The Breast International Group (BIG) 1-98 trial randomized 8,028 postmenopausal women with hormone receptor-positive breast cancer to one of four arms: 5 years of tamoxifen, 5 years of letrozole (Femara), 2 years of tamoxifen followed by 3 years of letrozole, or 2 years of letrozole followed by 3 years of tamoxifen.[8] The first analysis of this trial compared the two groups assigned to initial tamoxifen (4,007 women) to the two groups assigned to initial letrozole (4,003 women). At a median follow-up of 25.8 months, letrozole significantly improved DFS compared to tamoxifen, with a hazard ratio of 0.81 (P = .003). Estimates of 5-year DFS were 84% for the letrozole group and 81.4% for the tamoxifen group, leading to an absolute difference of 2.6% between the two groups—a magnitude of benefit similar to that seen in the ATAC trial.
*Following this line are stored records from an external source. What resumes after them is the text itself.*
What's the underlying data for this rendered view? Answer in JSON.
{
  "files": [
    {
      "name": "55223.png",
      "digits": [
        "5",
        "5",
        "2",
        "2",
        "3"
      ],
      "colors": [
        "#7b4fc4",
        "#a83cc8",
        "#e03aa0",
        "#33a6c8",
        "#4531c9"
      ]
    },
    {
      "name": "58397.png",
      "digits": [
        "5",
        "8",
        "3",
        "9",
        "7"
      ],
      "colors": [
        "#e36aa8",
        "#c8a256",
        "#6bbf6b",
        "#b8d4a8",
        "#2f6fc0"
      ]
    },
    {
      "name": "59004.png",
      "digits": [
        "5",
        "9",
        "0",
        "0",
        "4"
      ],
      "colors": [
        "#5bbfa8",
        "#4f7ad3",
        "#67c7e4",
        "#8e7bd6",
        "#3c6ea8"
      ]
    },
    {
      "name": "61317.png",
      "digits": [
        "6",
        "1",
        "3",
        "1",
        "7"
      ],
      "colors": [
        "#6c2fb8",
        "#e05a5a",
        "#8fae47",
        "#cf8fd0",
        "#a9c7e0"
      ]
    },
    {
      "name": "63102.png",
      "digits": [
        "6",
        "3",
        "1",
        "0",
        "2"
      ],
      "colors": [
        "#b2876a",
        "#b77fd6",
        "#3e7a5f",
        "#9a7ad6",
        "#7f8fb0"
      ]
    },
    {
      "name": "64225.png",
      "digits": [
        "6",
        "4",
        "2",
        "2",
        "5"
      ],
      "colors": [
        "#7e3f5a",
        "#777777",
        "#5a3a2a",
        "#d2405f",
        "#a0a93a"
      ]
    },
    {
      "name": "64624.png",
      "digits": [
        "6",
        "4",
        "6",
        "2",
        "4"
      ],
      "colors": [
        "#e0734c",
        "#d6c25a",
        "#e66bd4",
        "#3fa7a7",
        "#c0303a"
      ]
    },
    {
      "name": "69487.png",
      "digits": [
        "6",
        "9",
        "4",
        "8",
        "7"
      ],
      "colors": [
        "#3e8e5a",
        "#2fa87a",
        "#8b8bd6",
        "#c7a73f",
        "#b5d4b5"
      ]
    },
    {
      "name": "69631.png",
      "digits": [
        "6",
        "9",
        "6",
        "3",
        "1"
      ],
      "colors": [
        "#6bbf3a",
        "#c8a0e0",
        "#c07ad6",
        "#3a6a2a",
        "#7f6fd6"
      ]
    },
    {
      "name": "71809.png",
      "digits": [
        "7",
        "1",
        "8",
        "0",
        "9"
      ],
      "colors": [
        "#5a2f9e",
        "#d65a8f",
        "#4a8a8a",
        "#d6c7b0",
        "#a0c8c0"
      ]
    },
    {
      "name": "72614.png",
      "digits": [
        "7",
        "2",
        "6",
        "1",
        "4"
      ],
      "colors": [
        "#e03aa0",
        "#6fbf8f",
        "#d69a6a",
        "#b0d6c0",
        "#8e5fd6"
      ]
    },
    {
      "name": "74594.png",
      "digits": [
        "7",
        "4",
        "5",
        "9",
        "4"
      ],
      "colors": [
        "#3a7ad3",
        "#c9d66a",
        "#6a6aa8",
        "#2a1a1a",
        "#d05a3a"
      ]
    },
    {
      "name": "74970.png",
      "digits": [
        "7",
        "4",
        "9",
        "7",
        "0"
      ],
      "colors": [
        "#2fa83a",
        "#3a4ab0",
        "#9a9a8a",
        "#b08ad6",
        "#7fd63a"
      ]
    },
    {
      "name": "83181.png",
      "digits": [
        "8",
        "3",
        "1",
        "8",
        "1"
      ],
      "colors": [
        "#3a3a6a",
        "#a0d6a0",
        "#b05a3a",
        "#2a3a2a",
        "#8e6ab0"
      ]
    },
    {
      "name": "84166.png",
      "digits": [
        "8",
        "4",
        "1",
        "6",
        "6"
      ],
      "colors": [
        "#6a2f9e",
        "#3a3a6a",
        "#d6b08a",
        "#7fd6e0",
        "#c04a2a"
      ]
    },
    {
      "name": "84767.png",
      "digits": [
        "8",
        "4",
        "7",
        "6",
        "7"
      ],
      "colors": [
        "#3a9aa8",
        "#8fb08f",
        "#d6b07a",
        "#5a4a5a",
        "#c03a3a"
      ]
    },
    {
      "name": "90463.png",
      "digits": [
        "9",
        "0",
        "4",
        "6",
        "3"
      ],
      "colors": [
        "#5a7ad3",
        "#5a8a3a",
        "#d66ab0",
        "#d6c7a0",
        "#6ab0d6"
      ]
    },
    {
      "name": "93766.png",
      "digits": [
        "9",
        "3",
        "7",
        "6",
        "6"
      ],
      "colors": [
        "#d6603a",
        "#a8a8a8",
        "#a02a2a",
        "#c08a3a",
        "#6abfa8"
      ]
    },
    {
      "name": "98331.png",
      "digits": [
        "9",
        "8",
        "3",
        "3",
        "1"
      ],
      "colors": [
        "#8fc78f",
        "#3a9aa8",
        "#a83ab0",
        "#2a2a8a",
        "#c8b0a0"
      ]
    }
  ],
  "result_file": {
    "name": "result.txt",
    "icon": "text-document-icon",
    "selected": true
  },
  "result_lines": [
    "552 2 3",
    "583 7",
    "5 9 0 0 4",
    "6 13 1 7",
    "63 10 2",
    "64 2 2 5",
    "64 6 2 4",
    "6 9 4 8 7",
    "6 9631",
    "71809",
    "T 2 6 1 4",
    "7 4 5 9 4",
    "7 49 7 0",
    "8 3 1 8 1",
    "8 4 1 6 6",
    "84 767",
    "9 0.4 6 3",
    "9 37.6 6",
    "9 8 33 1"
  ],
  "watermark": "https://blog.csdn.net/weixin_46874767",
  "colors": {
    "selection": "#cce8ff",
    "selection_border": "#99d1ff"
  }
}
As compared with tamoxifen, letrozole was associated with more fractures (5.7% vs 4.0%, P < .001) but fewer thromboembolic events (1.5% vs 3.5%, P < .001), a lower rate of vaginal bleeding (3.3% vs 6.6%, P < .001), fewer endometrial biopsies (2.3% vs 9.1%, P < .001) and fewer invasive endometrial cancers (0.1% vs 0.3%, P = .18). At present, there is no significant difference in overall survival. Data from the sequential arms is not currently available.